Our speakers for this discussion define themselves as ‘ordinary’ people who have taken this first step by putting care and compassion at the forefront of their moral and political thinking - and then crucially acting upon it, and in so doing bringing attention to the social, environmental or moral injustice at hand.

Short presentations by the speakers will provide the catalyst for a discussion with  the audience, chaired by Dr Lizzie Ward

Joel Gage, Chair of Aegean Solidarity Network. Joel founded the charity in 2015 after witnessing first hand the desperate plight of refugees and people fleeing conflict arriving on the Greek island of Leros. ASN is dedicated to supporting all people escaping life threatening conflict landing in Greece by supporting safe places to stay, safe spaces to talk, provisions of food, dry clothes, and education amongst many other needs.
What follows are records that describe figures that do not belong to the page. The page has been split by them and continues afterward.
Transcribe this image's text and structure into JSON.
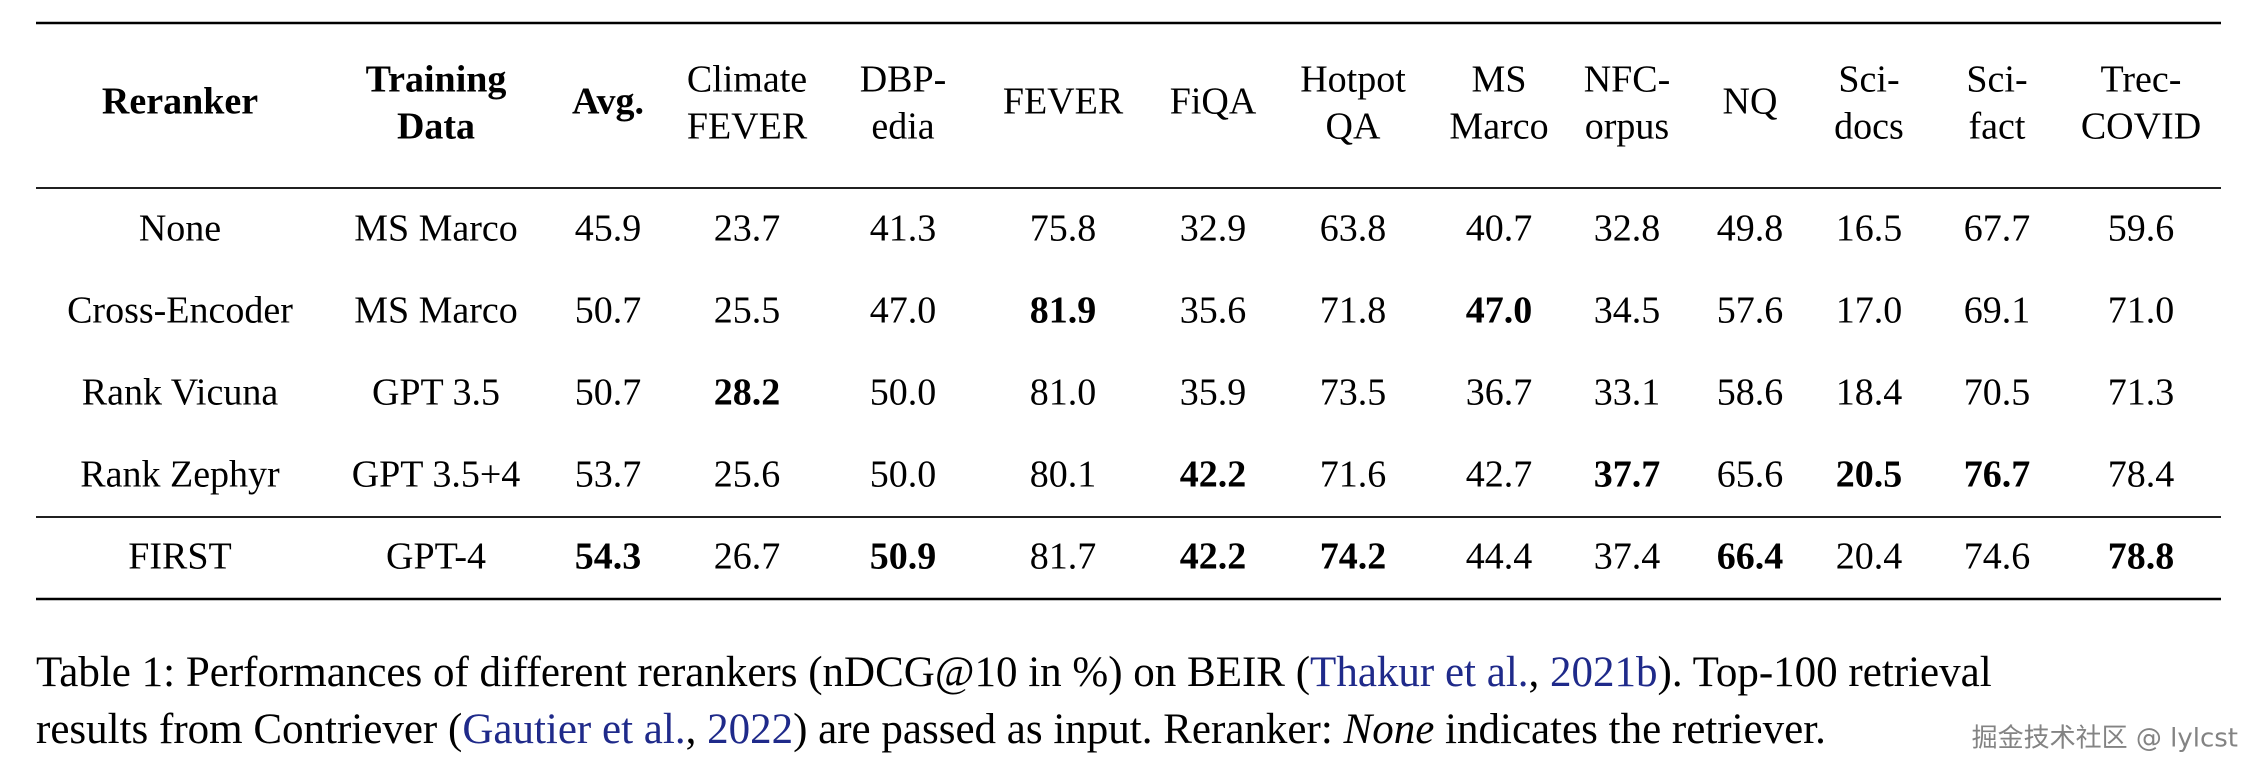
{
  "table": {
    "header": [
      {
        "lines": [
          "Reranker"
        ],
        "bold": true
      },
      {
        "lines": [
          "Training",
          "Data"
        ],
        "bold": true
      },
      {
        "lines": [
          "Avg."
        ],
        "bold": true
      },
      {
        "lines": [
          "Climate",
          "FEVER"
        ],
        "bold": false
      },
      {
        "lines": [
          "DBP-",
          "edia"
        ],
        "bold": false
      },
      {
        "lines": [
          "FEVER"
        ],
        "bold": false
      },
      {
        "lines": [
          "FiQA"
        ],
        "bold": false
      },
      {
        "lines": [
          "Hotpot",
          "QA"
        ],
        "bold": false
      },
      {
        "lines": [
          "MS",
          "Marco"
        ],
        "bold": false
      },
      {
        "lines": [
          "NFC-",
          "orpus"
        ],
        "bold": false
      },
      {
        "lines": [
          "NQ"
        ],
        "bold": false
      },
      {
        "lines": [
          "Sci-",
          "docs"
        ],
        "bold": false
      },
      {
        "lines": [
          "Sci-",
          "fact"
        ],
        "bold": false
      },
      {
        "lines": [
          "Trec-",
          "COVID"
        ],
        "bold": false
      }
    ],
    "rows": [
      {
        "cells": [
          "None",
          "MS Marco",
          "45.9",
          "23.7",
          "41.3",
          "75.8",
          "32.9",
          "63.8",
          "40.7",
          "32.8",
          "49.8",
          "16.5",
          "67.7",
          "59.6"
        ],
        "bold": []
      },
      {
        "cells": [
          "Cross-Encoder",
          "MS Marco",
          "50.7",
          "25.5",
          "47.0",
          "81.9",
          "35.6",
          "71.8",
          "47.0",
          "34.5",
          "57.6",
          "17.0",
          "69.1",
          "71.0"
        ],
        "bold": [
          5,
          8
        ]
      },
      {
        "cells": [
          "Rank Vicuna",
          "GPT 3.5",
          "50.7",
          "28.2",
          "50.0",
          "81.0",
          "35.9",
          "73.5",
          "36.7",
          "33.1",
          "58.6",
          "18.4",
          "70.5",
          "71.3"
        ],
        "bold": [
          3
        ]
      },
      {
        "cells": [
          "Rank Zephyr",
          "GPT 3.5+4",
          "53.7",
          "25.6",
          "50.0",
          "80.1",
          "42.2",
          "71.6",
          "42.7",
          "37.7",
          "65.6",
          "20.5",
          "76.7",
          "78.4"
        ],
        "bold": [
          6,
          9,
          11,
          12
        ]
      },
      {
        "cells": [
          "FIRST",
          "GPT-4",
          "54.3",
          "26.7",
          "50.9",
          "81.7",
          "42.2",
          "74.2",
          "44.4",
          "37.4",
          "66.4",
          "20.4",
          "74.6",
          "78.8"
        ],
        "bold": [
          2,
          4,
          6,
          7,
          10,
          13
        ]
      }
    ]
  },
  "caption": {
    "lines": [
      [
        {
          "text": "Table 1: Performances of different rerankers (nDCG@10 in %) on BEIR ("
        },
        {
          "text": "Thakur et al.",
          "link": true
        },
        {
          "text": ", "
        },
        {
          "text": "2021b",
          "link": true
        },
        {
          "text": "). Top-100 retrieval"
        }
      ],
      [
        {
          "text": "results from Contriever ("
        },
        {
          "text": "Gautier et al.",
          "link": true
        },
        {
          "text": ", "
        },
        {
          "text": "2022",
          "link": true
        },
        {
          "text": ") are passed as input. Reranker: "
        },
        {
          "text": "None",
          "italic": true
        },
        {
          "text": " indicates the retriever."
        }
      ]
    ]
  },
  "watermark": "掘金技术社区 @ lylcst"
}
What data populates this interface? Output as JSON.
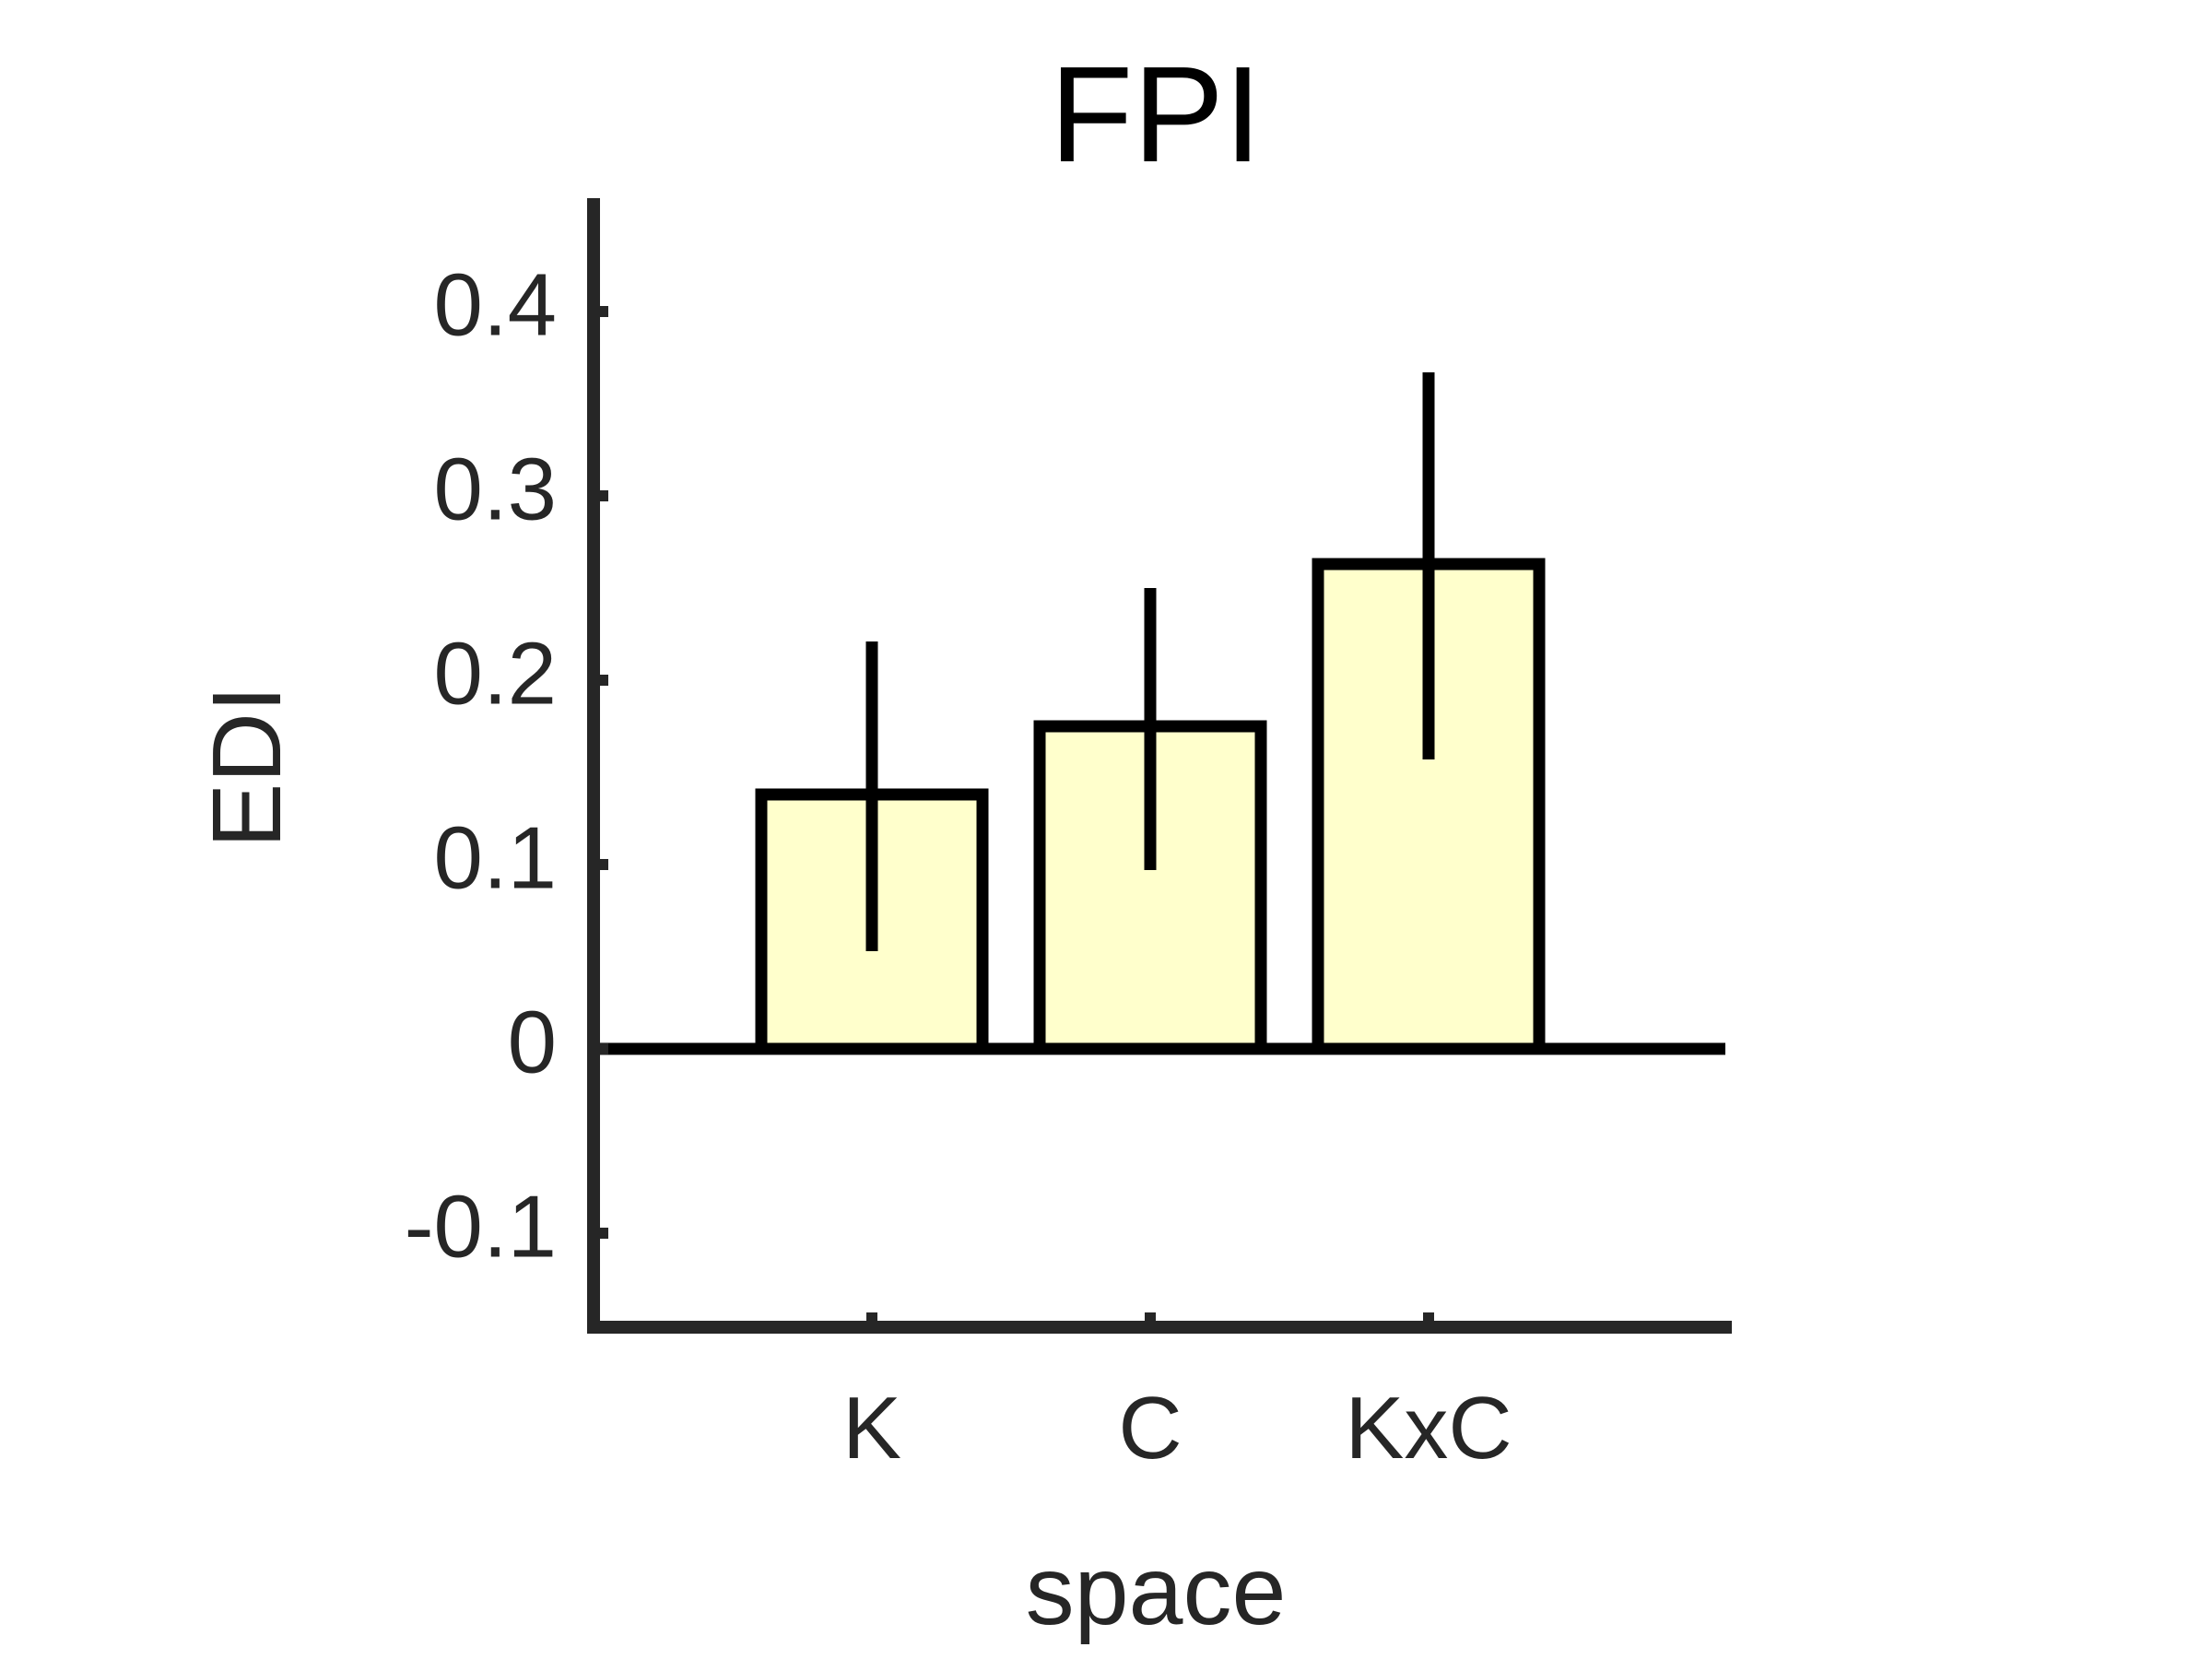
{
  "chart_data": {
    "type": "bar",
    "title": "FPI",
    "xlabel": "space",
    "ylabel": "EDI",
    "categories": [
      "K",
      "C",
      "KxC"
    ],
    "values": [
      0.138,
      0.175,
      0.263
    ],
    "error_low": [
      0.053,
      0.097,
      0.157
    ],
    "error_high": [
      0.221,
      0.25,
      0.367
    ],
    "ylim": [
      -0.15,
      0.45
    ],
    "yticks": [
      -0.1,
      0,
      0.1,
      0.2,
      0.3,
      0.4
    ],
    "ytick_labels": [
      "-0.1",
      "0",
      "0.1",
      "0.2",
      "0.3",
      "0.4"
    ],
    "grid": false,
    "bar_color": "#ffffcc",
    "edge_color": "#000000",
    "axis_color": "#262626"
  }
}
Andrea Needham works as a qualified nurse and is a long-time peace and environmental campaigner. On 29 January 1996, Andrea with Jo Blackman and Lotta Kronlid broke into a British Aerospace factory in Lancashire and used household hammers to disarm a Hawk warplane bound for Indonesia. In 2016 she wrote a book about the experience, The Hammer Blow: how ten women disarmed a warplane.

Hannah Denton is a counselling psychologist working in adult mental health. Immediately after qualifying she worked for Médecins Sans Frontières (Doctors Without Borders) as a mental health officer and completed two 'missions' with them.  One in Quetta in Pakistan for nine months (2008) the other in Kupwara, near the line of control in Kashmir for ten months (2009-2010).  

Dr Lizzie Ward is Principal Research Fellow at the School of Applied Social Science, Centre for Arts and Wellbeing, Care, Ethics and Participation Research and Enterprise Group, University of Brighton.